READ: Turns out, Harvard students aren’t that smart after all. 43 percent of white students weren’t admitted on merit.
VIEW: We’ve been really enjoying the Italian TV show An astrological guide for broken hearts (2021) on Netflix. Consider this an official recommendation!
No. 53: Believe
There’s something about Thanksgiving that feels different from every other day of the year. A kind of compassionate love seems to hang in the air — like “Christmas spirit,” but stronger. Family or stranger, friend or foe, on Thanksgiving, people give, share, and welcome each other into their usually sheltered lives. It’s a day of togetherness. What’s more rare than that, especially now?
The rest of the year, people know there are other people living and working alongside them with lives as complex and rich as their own — people with their own families and friends, hopes and dreams, struggles and triumphs — but what's knowing? It’s just an acknowledgement, like when you tell a politician or decision maker the world burning and they reply, “I know . . . you’re 100% right . . . something must be done about it,” and then nothing is done.

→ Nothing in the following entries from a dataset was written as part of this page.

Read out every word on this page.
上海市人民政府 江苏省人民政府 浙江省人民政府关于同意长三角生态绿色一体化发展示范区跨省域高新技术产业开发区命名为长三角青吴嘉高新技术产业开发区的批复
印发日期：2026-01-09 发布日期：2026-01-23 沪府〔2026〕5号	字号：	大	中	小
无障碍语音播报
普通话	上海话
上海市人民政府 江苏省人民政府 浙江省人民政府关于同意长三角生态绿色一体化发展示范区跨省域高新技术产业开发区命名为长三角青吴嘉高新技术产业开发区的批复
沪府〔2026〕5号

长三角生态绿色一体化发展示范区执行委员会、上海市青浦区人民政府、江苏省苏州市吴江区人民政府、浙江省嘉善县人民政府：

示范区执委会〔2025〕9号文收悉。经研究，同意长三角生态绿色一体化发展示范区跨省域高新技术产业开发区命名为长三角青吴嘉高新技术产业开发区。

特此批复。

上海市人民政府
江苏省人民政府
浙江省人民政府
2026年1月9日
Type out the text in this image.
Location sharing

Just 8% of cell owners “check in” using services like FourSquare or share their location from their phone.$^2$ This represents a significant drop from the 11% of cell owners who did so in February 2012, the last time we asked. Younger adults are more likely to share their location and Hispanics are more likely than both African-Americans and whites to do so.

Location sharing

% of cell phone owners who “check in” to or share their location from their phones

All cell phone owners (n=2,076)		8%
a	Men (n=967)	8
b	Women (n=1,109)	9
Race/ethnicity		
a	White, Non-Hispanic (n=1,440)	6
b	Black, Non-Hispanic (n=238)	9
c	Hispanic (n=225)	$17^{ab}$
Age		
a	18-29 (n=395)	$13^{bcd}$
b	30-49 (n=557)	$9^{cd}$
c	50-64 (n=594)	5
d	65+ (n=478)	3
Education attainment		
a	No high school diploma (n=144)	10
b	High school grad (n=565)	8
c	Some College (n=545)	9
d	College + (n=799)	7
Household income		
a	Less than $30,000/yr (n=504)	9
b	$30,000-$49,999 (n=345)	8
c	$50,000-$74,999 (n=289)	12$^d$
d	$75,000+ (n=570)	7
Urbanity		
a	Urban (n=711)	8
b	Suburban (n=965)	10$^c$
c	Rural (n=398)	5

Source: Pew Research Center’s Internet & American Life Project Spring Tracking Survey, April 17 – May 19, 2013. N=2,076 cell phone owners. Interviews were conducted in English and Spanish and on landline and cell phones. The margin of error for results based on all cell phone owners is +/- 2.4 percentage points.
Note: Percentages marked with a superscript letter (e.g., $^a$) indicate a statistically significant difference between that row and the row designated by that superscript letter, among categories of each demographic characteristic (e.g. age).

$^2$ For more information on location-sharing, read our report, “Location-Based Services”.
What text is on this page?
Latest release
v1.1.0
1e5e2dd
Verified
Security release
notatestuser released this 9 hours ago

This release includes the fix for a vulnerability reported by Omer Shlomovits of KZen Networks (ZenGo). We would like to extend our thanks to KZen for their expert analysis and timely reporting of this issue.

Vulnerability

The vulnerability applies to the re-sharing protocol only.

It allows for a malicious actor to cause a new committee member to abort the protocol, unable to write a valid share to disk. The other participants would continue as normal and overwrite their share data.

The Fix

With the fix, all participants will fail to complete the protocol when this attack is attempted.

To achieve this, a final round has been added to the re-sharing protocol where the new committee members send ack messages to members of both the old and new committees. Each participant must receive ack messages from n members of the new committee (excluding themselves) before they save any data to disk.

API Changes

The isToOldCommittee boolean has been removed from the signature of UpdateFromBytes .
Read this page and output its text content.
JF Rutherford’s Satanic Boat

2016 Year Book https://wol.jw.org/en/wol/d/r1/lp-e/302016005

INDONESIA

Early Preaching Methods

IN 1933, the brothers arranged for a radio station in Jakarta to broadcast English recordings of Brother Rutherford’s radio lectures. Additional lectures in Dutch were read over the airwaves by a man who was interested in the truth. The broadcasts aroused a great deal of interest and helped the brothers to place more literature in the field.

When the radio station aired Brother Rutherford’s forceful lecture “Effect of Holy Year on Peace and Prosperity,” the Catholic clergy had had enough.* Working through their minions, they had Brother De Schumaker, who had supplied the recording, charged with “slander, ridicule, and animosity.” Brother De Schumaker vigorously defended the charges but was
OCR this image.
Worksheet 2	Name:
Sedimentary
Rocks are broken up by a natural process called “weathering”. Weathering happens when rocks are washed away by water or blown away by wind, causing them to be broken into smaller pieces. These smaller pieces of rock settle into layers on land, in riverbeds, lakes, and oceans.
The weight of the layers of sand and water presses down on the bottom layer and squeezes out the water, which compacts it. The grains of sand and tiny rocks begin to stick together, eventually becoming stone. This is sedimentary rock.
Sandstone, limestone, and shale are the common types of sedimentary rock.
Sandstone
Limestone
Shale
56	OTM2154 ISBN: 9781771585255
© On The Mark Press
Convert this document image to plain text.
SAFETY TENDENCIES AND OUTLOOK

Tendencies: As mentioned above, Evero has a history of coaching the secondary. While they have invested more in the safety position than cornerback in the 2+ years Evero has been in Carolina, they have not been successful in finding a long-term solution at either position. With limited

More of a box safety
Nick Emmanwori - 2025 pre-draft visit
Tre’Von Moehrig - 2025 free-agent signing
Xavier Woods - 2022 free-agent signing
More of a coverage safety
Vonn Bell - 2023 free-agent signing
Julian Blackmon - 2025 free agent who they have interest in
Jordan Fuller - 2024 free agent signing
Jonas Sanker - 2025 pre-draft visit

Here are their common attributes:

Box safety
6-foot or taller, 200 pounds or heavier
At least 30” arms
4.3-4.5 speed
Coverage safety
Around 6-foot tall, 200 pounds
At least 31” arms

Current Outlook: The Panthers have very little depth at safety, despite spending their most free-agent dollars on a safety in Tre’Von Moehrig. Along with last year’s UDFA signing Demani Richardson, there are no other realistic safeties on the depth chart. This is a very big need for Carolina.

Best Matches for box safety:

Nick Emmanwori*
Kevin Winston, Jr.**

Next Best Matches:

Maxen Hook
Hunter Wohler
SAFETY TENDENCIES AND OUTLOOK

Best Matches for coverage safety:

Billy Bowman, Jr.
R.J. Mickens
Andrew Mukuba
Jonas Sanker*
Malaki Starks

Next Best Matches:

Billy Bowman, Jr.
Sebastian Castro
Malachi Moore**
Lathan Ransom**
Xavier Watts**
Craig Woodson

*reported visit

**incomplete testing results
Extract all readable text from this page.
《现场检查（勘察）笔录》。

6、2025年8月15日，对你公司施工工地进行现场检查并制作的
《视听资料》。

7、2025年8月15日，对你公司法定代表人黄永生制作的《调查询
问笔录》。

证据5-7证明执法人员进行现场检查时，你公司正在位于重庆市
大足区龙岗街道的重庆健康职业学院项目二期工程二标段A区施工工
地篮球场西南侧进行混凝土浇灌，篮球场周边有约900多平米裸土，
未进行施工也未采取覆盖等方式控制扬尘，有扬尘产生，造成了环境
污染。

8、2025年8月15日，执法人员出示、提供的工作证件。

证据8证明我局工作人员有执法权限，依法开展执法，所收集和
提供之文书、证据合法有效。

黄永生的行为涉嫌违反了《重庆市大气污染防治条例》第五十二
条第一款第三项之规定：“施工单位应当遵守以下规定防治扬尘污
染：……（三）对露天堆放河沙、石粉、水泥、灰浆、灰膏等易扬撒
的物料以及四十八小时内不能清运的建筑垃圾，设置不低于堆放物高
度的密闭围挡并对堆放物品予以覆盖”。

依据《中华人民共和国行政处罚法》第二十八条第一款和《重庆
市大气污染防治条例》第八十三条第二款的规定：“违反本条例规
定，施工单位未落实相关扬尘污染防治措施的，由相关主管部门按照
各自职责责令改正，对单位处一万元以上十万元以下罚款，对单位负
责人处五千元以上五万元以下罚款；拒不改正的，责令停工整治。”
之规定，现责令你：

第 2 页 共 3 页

On Thanksgiving, people believe in the humanity of others, instead of just acknowledging it with skepticism. Because on Thanksgiving there’s no questioning that you're just like everyone else, or, put differently, that everyone else is just like you. People everywhere are spending time with their families, making their memories, continuing their traditions, same as you. There’s the traffic-jammed freeway packed with people road-tripping to see their loved ones, the grocery store swarming with planning-challenged people scrambling to buy some last missing ingredient, the empty parks and trails vacated for crowded kitchens and cozy living rooms. Everything feels different, if only for a day.
At least, it feels different to me. And maybe that’s just because, earlier this week, I read The Crimean Notebooks, a little book by the Russian writer Maxim Gorky, who jotted down his reminiscences of the great Leo Tolstoy during a period spent living in Crimea with Tolstoy and Anton Chekhov.
Gorky recalls Tolstoy asking him one day, “exactly as if he was dealing [him] a blow,” why doesn’t he believe in God? Let “God” be what it will to you. Perhaps, in the context of this newsletter, the question might be rephrased, why don’t people believe in people?
Gorky replies, “I have no faith.”
To which Tolstoy says:
It is not true. By nature you are a believer, and you cannot get on without God. You will realize it one day. Your disbelief comes from obstinacy, because you have been hurt: the world is not what you would like it to be. There are also some people who do not believe out of shyness; it happens with young people; they adore some woman, but don’t want to show it from fear that she won’t understand, and also from lack of courage. Faith, like love, takes courage and daring. One has to say to oneself, ‘I believe,’ and everything will come right, everything will appear as you want it, it will explain itself to you and attract you. Now, you love much, and faith is only greater love: you must love still more, and then your love will turn to faith. When one loves a woman, she is, unfailingly, the best woman on earth, and each loves the best woman. That is faith. A nonbeliever cannot love: today he falls in love with one woman, and next year with another. The souls of such men are tramps living barren lives — that is not good. But you were born a believer, and it is no use thwarting yourself. Well, you may say, ‘Beauty?’ And what is beauty? The highest and most perfect is God.”